Inquiry-based Labs using Inclusive Teaching Practices...
...support the development of students' scientific reasoning and decision-making abilities. This tested lab curriculum is aligned with AAPT Lab Guidelines and comprised of guided inquiry-based labs focused on designing and conducting controlled experiments, making appropriate decisions, conducting data analysis, and interpreting and synthesizing results to construct meaningful evidence-based claims. Participants will work through multiple lab activities that model the facilitation of inquiry-based labs and learn how assessments can be used to measure skills-based outcomes. In addition, participants will explore flipped learning, collaborative work groups, and how to incorporate inclusive teaching practices.
Curricular Approaches with Technology...
...tools coupled with an activity-based physics approach provides a better method of teaching physics by enabling the teaching/learning process to build on students’ direct experiences in the physics classroom/laboratory or studio. As recent PER data indicates these technological tools give students immediate feedback by presenting data graphically and in a manner that can be easily and quickly understood.
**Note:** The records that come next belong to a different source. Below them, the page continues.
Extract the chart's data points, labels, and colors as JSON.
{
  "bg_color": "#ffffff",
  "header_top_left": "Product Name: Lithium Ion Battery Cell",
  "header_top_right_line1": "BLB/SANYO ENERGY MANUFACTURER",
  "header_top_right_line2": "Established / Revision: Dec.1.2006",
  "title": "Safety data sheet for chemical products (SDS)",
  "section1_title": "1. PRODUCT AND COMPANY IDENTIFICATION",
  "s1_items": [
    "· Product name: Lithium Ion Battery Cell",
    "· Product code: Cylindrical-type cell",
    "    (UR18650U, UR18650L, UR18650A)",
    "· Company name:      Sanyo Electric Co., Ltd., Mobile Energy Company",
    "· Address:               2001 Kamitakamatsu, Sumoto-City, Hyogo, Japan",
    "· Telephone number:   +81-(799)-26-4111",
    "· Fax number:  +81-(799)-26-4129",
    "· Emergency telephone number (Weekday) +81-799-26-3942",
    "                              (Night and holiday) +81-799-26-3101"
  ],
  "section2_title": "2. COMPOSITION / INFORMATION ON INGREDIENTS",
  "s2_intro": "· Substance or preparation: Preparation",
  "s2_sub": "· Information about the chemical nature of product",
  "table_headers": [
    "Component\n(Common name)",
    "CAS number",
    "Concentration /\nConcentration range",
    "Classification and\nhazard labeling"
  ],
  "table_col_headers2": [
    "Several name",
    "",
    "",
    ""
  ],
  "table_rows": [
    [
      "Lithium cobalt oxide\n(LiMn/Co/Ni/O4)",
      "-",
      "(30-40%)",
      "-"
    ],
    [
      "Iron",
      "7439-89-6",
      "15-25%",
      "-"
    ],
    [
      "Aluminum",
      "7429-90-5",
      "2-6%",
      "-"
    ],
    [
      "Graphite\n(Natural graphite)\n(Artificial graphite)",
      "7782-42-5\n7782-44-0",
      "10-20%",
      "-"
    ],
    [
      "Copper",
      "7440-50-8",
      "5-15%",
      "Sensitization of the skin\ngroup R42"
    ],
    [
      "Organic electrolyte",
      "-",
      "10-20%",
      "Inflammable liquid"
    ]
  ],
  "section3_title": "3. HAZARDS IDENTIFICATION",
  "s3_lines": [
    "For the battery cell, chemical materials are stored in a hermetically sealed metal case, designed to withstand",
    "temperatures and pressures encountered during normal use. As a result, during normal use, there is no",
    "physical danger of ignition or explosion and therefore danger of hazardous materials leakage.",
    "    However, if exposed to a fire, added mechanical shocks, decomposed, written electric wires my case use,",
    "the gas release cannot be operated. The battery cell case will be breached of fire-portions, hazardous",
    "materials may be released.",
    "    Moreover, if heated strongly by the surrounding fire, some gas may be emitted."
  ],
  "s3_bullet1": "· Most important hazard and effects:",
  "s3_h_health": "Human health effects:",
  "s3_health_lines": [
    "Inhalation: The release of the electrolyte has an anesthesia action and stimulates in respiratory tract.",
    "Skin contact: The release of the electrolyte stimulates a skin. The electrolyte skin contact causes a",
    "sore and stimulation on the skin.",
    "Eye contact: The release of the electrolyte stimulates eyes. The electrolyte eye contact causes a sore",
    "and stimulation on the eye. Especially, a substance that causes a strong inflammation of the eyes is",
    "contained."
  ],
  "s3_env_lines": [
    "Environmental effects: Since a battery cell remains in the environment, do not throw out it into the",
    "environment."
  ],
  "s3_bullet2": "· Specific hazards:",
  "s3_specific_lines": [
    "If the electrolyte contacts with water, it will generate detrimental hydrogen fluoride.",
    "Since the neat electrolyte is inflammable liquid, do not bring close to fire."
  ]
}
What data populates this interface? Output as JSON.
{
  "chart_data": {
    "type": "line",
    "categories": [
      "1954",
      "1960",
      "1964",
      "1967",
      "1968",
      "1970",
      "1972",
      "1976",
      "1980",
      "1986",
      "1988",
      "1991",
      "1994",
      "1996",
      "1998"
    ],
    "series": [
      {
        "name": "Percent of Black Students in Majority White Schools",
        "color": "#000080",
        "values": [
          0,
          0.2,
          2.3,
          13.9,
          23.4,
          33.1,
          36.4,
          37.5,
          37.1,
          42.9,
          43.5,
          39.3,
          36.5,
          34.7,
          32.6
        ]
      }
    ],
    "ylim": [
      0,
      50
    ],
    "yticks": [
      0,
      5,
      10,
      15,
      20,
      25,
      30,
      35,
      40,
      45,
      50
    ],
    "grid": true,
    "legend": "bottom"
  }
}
The ease of data collection and representation afforded by these tools invites students to ask, discuss, and answer their own questions. Thus, students acquire an increased competence in the use and interpretation of graphs as well as a better understanding of the physical relationships, principles, and concepts that underlie their experiences. In this hands-on workshop, participants will explore computation, Studio Physics, and use of MBL in areas involving force, one-dimensional linear motion, rotation, sound, heat, electricity, magnetism, nuclear radiation, and light.